Melihat temannya mulai bertingkah gila, Jared segera berjalan cepat mendekat lalu menepuk pundak Caden. Meski oleh Caden tak dihiraukan, tetapi ia tetap menasihati sahabat karibnya itu.
"Caden, kali ini kau bermain-main dengan orang yang salah. Bagaimana jika karena sikap gegabahmu ini membuat Raja curiga pada kita."
Dengan entengnya, Caden menjawab, "Raja tidak akan curiga pada kita sebelum kita membalikkan pedang."
Kedua mata Jared terbelalak mendengar Caden berkata kalimat terlarang dengan sangat enteng. Pasalnya, kata-kata Caden itu mengandung arti pemberontakan. Gerakan itu sebenarnya sudah lama direncanakan sebagai protes setiap keputusan Arthur yang sering kali dinilai tidak cocok.
"Mulutmu memang harus disekolahkan, Caden."
Caden hanya mengendikkan bahu acuh lalu tiba-tiba meloncat ke bawah. Jade hendak mencegah, tetapi terlambat karena si wanita yang berada di bawah sudah melirik ke arahnya yang mengharuskannya bersembunyi. Meski masih kesal, pada akhirnya Jade harus segera pergi untuk mengurusi kekacauan yang disebabkan Caden.
"Hai, Nona cerewet?"
Sapaan Caden itu membuat Alexa yang sedang kebingungan dan kedinginan menoleh. Kedua mata wanita itu tampak membelalak kaget. Benar-benar tak menduga bisa bertemu di tempat yang tak terduga dengan sosok yang pernah ia temui dengan nama Asher.
"Asher? Bagaimana kau bisa di sini?"
Caden mengendikkan bahu acuh. "Hanya berkelana mencari gudang berisi banyak uang agar aku bisa cepat kaya."
Alexa menyipitkan mata lalu memukul tangan pria itu sangat keras hingga membuat si pria nyaris memekik keras. Pukulan Alexa boleh juga, sangat bertenaga. Memang lumayan sakit, tapi pertanyaannya apakah wanita itu tak merasakan sakit?
"Asher sialan! Kau yang menyerahkanku ke Raja, kan?"

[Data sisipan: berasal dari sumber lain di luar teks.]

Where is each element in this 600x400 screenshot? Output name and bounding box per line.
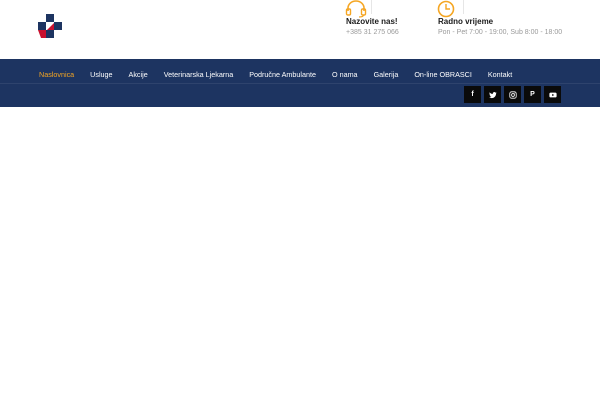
- main-navigation: Naslovnica Usluge Akcije Veterinarska Lj…: [0, 59, 600, 107]
- page-content: [0, 107, 600, 400]
- nav-item-usluge[interactable]: Usluge: [82, 70, 120, 79]
- nav-item-kontakt[interactable]: Kontakt: [480, 70, 520, 79]
- pinterest-icon[interactable]: P: [524, 86, 541, 103]
- header-divider: [463, 0, 464, 14]
- veterinary-cross-logo-icon[interactable]: [38, 14, 62, 38]
- nav-item-veterinarska-ljekarna[interactable]: Veterinarska Ljekarna: [156, 70, 242, 79]
- nav-item-online-obrasci[interactable]: On-line OBRASCI: [406, 70, 480, 79]
- hours-title: Radno vrijeme: [438, 17, 494, 26]
- headset-icon: [345, 0, 367, 18]
- header-divider: [371, 0, 372, 14]
- top-header: Nazovite nas! +385 31 275 066 Radno vrij…: [0, 0, 600, 59]
- instagram-icon[interactable]: [504, 86, 521, 103]
- nav-links: Naslovnica Usluge Akcije Veterinarska Lj…: [31, 63, 520, 85]
- facebook-icon[interactable]: f: [464, 86, 481, 103]
- nav-item-podrucne-ambulante[interactable]: Područne Ambulante: [241, 70, 324, 79]
- phone-number[interactable]: +385 31 275 066: [346, 29, 399, 36]
- clock-icon: [437, 0, 459, 18]
- nav-item-akcije[interactable]: Akcije: [121, 70, 156, 79]
- twitter-icon[interactable]: [484, 86, 501, 103]
- nav-item-o-nama[interactable]: O nama: [324, 70, 366, 79]
- nav-item-naslovnica[interactable]: Naslovnica: [31, 70, 82, 79]
- nav-item-galerija[interactable]: Galerija: [366, 70, 407, 79]
- call-title: Nazovite nas!: [346, 17, 398, 26]
- nav-divider: [0, 83, 600, 84]
- social-links: f P: [464, 86, 561, 103]
- youtube-icon[interactable]: [544, 86, 561, 103]
- hours-text: Pon - Pet 7:00 - 19:00, Sub 8:00 - 18:00: [438, 29, 563, 36]
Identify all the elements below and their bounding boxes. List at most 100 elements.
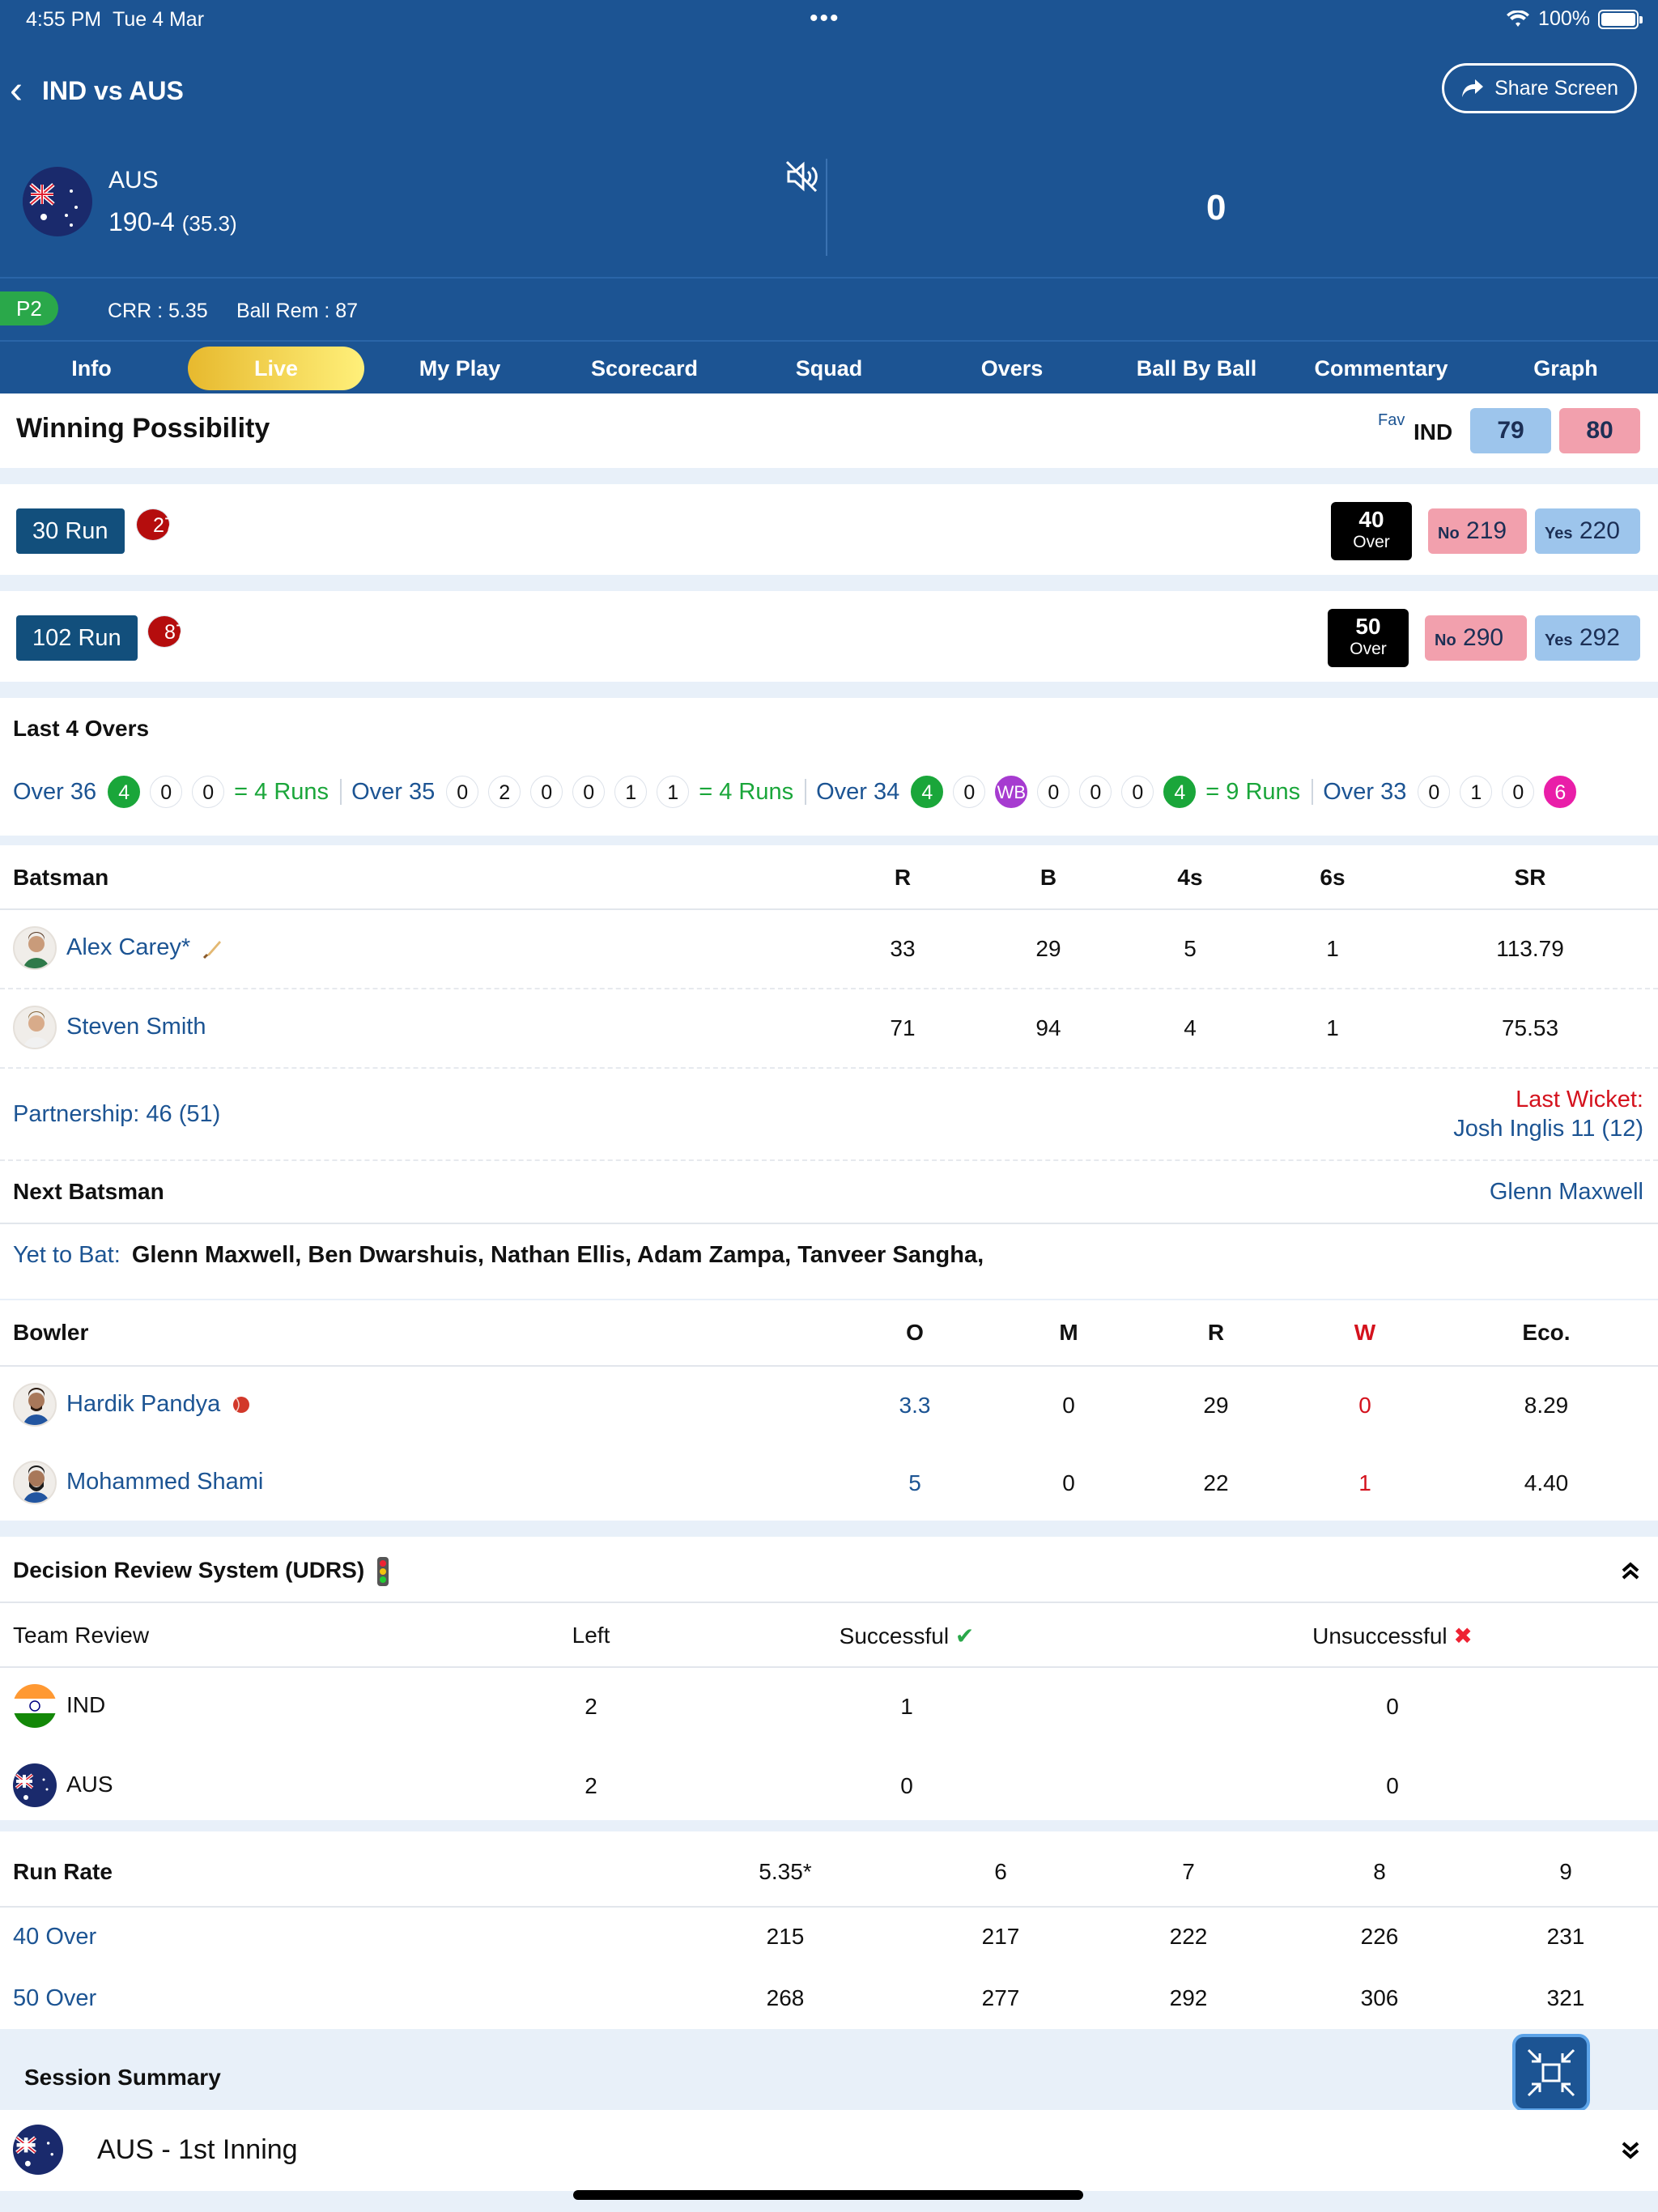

Mendengar itu, Caden berlagak bodoh. "Menyerahkanmu pada Raja? Apa kau bercanda, Raja mana yang mau memungut wanita menyebalkan sepertimu?"
"Asher!"
"Omong-omong, ala yang dilakukan wanita cerewet di pergudangan ini?"
Alexa mendengkus kesal, tetapi memilih untuk menyembunyikan identitasnya. "Aku sedang kelaparan."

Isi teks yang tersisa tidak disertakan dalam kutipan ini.